MJx0
Crash when searching outside the library range with KittyScanner
In the sample, the search range is specified using ELF.baseSegment().startAddress and ELF.baseSegment().endAddress. However, if I use an arbitrary search range, it crashes. It is most likely that the program is crashing because it is reading an unreadable range. There are no errors when compiling. can get the error with Logcat Error: Fatal signal 11 (SIGSEGV), code 2, fault addr 0xf15b6000 in tid 3825 (android.support)
My Code
KittyScanner::ElfScanner g_il2cppELF; g_il2cppELF = KittyScanner::ElfScanner::createWithPath("libMyLibName.so"); uintptr_t search_start = g_il2cppELF.baseSegment().startAddress; uintptr_t search_end = g_il2cppELF.baseSegment().endAddress + 0xFFFF; std::vector<uintptr_t> found_at_list; found_at_list = KittyScanner::findHexAll(search_start, search_end, "01 01 01 00 01 00 00 00 01 00 00 00 01 00 00 00 01 01 00 00", "xxxxxxxxxxxxxxxxxxxx");
uintptr_t search_end = g_il2cppELF.baseSegment().endAddress + 0xFFFF;
why the + 0xFFFF ?
uintptr_t search_end = g_il2cppELF.baseSegment().endAddress + 0xFFFF;why the + 0xFFFF ?
This is to make it clear that it is outside the range. uintptr_t search_start = 0x0000; uintptr_t search_end = 0xFFFF; didn't work either. I get the same error.

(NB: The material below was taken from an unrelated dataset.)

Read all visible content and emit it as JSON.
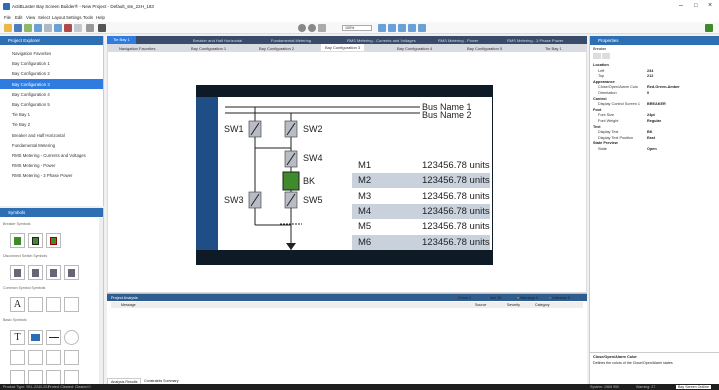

there is no memory permissions checks inside scanner functions. you have to check and provide valid readable memory range by yourself. if you want to scan a full library then use the segments array instead of only the base segment, then check which segment is readable
Is it possible to read the segment from 0x00 to 0xFFFFFFFF and check if it is readable?
Why would you use hardcoded memory range? you can call getAllMaps() function to get all process memory maps then filter them
Because there is no library that can be used to look up byte arrays.
(It's difficult to explain in English, so please refer to the image)
use termux and print process maps
cat /proc/<pid>/maps
it could be malloc memory or bss.
You can get malloc memory path with this, but on older android versions it might be empty
std::string mallocPathname()
{
void *n = malloc(sizeof(void*));
if (auto fMaps = fopen("/proc/self/maps", "r"))
{
char cLine[512] = { 0 };
while (fgets(cLine, sizeof(cLine), fMaps) != nullptr)
{
unsigned long long start = 0, end = 0;
char pathanme[0xff] = { 0 };
sscanf(cLine, "%llx-%llx %*s %*s %*s %*s %s", &start, &end, pathanme);
if (uintptr_t(n) >= start && uintptr_t(n) < end)
{
fclose(fMaps);
return pathanme;
}
}
fclose(fMaps);
}
free(n);
return "";
}
You can scan like this after
auto mallocPath = mallocPathname();
if (!mallocPath.empty())
{
auto maps = KittyMemory::getMapsEqual(mallocPath);
for (const auto &it : maps)
{
// filter out
if (it.offset != 0 && it.perms.compare("rw-p")) continue;
uintptr_t found_at = KittyScanner::findIdaPatternFirst(it.startAddress, it.endAddress, "33 ? 55 66 ? 77 88 ? 99");
KITTY_LOGI("found IDA pattern at: %p", (void *)found_at);
}
}
Hey, An error occurs in it.perms.compare No member named 'perms' in 'KittyMemory::ProcMap'
But... I fixed the code and it worked. Was this ok?
if (it.offset != 0) continue;
offset == 0 is just a check to filter out unnecessary maps to speed up the scan but you don't really need it. for perms you need to check if map has read permission or it will crash upon access. if (!it.readable) continue;
It has been confirmed that it does not work on some devices. Android versions are 7 and 11.